The door of a rental truck clicks open somewhere in Bluefield, West Virginia, and Peter Santenello steps out into a morning that smells like coal dust and pine. He is headed south and west, tracing a back-road arc through McDowell County into Virginia, four-plus hours toward the Kentucky line, into a stretch of Appalachia that carries the distinction of being among the most economically distressed regions in the country. The story of how a place this lush and this tight-knit ended up this hollowed out is not a simple one. And the only way to understand it is to drive in, knock on doors, and listen.
McDowell County sits at the center of this journey, with an average family income of $25,600. The main street in Welch, the county seat, tells the story quietly: beautiful old brick buildings, a Panda Garden restaurant marked ‘Closed permanently 3/13/23,’ storefronts locked up one after another. A coal truck rumbles past. The rails that once hauled out ‘tons and tons of coal’ are still there, running alongside streets that used to be bumper-to-bumper on a Saturday.
The men who stayed and the ones who never left the holler
On a sidewalk in Welch, Santenello meets a 77-year-old man everyone calls T, vouched for by his neighbor Clarence as the best man in all of McDowell County. T grew up in Tazewell, Virginia, spent 43 years repairing mining motors and steel mill motors, and has watched the county change underneath him. Asked about the younger generation, T does not hesitate: ‘They’re gone.’ The ones who stayed, he says plainly, are split. Some are on drugs. Some are working harder than anyone will ever know.
That split keeps coming up. Two men in their early forties outside a building in Welch confirm it without prompting. One did three weeks underground before deciding coal mining was not for him. The other served in Baghdad from 2005 to 2006. Both describe the hollers in the same terms: everybody knows everybody, if you got in trouble as a kid, five people had already called your mother before you made it home.
Up one of those hollers, on a one-lane road called Bartley Branch Road, a woman who has lived there since 1969 meets Santenello at her door holding a worn booklet documenting every mine in McDowell County. She worked the mines herself for years, crawling on her knees in low seams, and she describes a shift where water backed up behind 12 breaks and blew the coal out ‘just like an explosion.’ She and the seven others on that evening shift got out. Ninety-one men at the Bartley mine did not, and their names are all in the booklet. Her father was killed in a different mine in March, months before she was born the following August. She hands Santenello a cold bottle of water before he leaves.
The fork in the road that every young person here faces
In Grundy, just over the Virginia line, Santenello stops at a small business where a 23-year-old named Shay has worked since she was 16. She is weeks from finishing her associate’s degree in criminal justice. She estimates that roughly 50 percent of her graduating class are working adults now. The other half are either incarcerated, on drugs, or drawing disability checks and living with parents. Her best friend from high school is currently in prison for drugs. Fentanyl, she and her manager agree, is bad. Very bad. The manager describes an employee who finished 1,400 hours of community service for a drug-related situation and is now one of their best workers, driving nearly an hour each way after shifts that run from five in the morning.
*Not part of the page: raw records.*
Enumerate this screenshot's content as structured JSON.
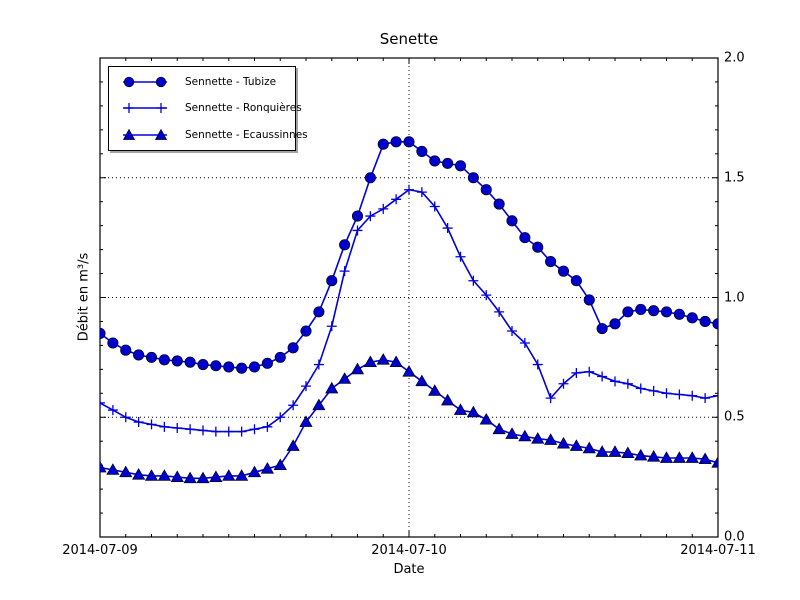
{
  "window": {
    "background": "#ffffff",
    "frame_color": "#000000"
  },
  "chart_data": {
    "type": "line",
    "title": "Senette",
    "xlabel": "Date",
    "ylabel": "Débit en m³/s",
    "legend_position": "upper-left",
    "grid": true,
    "grid_style": "dotted",
    "ylim": [
      0.0,
      2.0
    ],
    "x_range_hours": [
      0,
      48
    ],
    "x_tick_labels": [
      "2014-07-09",
      "2014-07-10",
      "2014-07-11"
    ],
    "x_tick_hours": [
      0,
      24,
      48
    ],
    "y_tick_labels": [
      "0.0",
      "0.5",
      "1.0",
      "1.5",
      "2.0"
    ],
    "y_tick_values": [
      0.0,
      0.5,
      1.0,
      1.5,
      2.0
    ],
    "line_color": "#0000dd",
    "marker_fill": "#0000cc",
    "marker_edge": "#00001a",
    "x_unit": "hours since 2014-07-09 00:00",
    "series": [
      {
        "name": "Sennette - Tubize",
        "marker": "circle",
        "values": [
          0.85,
          0.81,
          0.78,
          0.76,
          0.75,
          0.74,
          0.735,
          0.73,
          0.72,
          0.715,
          0.71,
          0.705,
          0.71,
          0.725,
          0.75,
          0.79,
          0.86,
          0.94,
          1.07,
          1.22,
          1.34,
          1.5,
          1.64,
          1.65,
          1.65,
          1.61,
          1.57,
          1.56,
          1.55,
          1.5,
          1.45,
          1.39,
          1.32,
          1.25,
          1.21,
          1.15,
          1.11,
          1.07,
          0.99,
          0.87,
          0.89,
          0.94,
          0.95,
          0.945,
          0.94,
          0.93,
          0.915,
          0.9,
          0.89
        ]
      },
      {
        "name": "Sennette - Ronquières",
        "marker": "plus",
        "values": [
          0.56,
          0.53,
          0.5,
          0.48,
          0.47,
          0.46,
          0.455,
          0.45,
          0.445,
          0.44,
          0.44,
          0.44,
          0.45,
          0.46,
          0.5,
          0.55,
          0.63,
          0.72,
          0.88,
          1.11,
          1.28,
          1.34,
          1.37,
          1.41,
          1.45,
          1.44,
          1.38,
          1.29,
          1.17,
          1.07,
          1.01,
          0.94,
          0.86,
          0.81,
          0.72,
          0.58,
          0.64,
          0.685,
          0.69,
          0.67,
          0.65,
          0.64,
          0.62,
          0.61,
          0.6,
          0.595,
          0.59,
          0.58,
          0.59
        ]
      },
      {
        "name": "Sennette - Ecaussinnes",
        "marker": "triangle",
        "values": [
          0.29,
          0.28,
          0.27,
          0.26,
          0.255,
          0.255,
          0.25,
          0.245,
          0.245,
          0.25,
          0.255,
          0.255,
          0.27,
          0.285,
          0.3,
          0.38,
          0.48,
          0.55,
          0.62,
          0.66,
          0.7,
          0.73,
          0.74,
          0.73,
          0.69,
          0.65,
          0.61,
          0.57,
          0.53,
          0.52,
          0.49,
          0.45,
          0.43,
          0.42,
          0.41,
          0.405,
          0.39,
          0.38,
          0.37,
          0.355,
          0.355,
          0.35,
          0.34,
          0.335,
          0.33,
          0.33,
          0.33,
          0.325,
          0.31
        ]
      }
    ]
  }
}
Down by the river, Santenello finds a group of teenagers and young men fishing. One of them, 18 years old, has rebuilt every vehicle he has ever owned, helped his mother gut and restore a house built in 1910, and is six months into a college program for diesel mechanics and Class A CDLs. He has carried his father, who was badly injured in a motorcycle accident, from the house to the truck and back again more times than he can count. He rattles off this biography between casts, then, at his friends’ urging, sings an original song about Appalachia that stops the whole riverbank cold.
That same young man looks out at the water and puts it simply: ‘I want to show people that Appalachia is not, that we are more than just drugs and coal mining.’
The gravestone that stopped him cold
Deep in the Dunford Family Cemetery, about 20 minutes up one of the hollers, a small headstone marks a life of 18 years: Gus Ciphers.
The name sits in the middle of a long row of Dunfords, surrounded by the same forest that has been slowly reclaiming the houses and storefronts further down the valley, and there is nothing around it that explains what cut that life short or what it meant to the people who placed the stone there.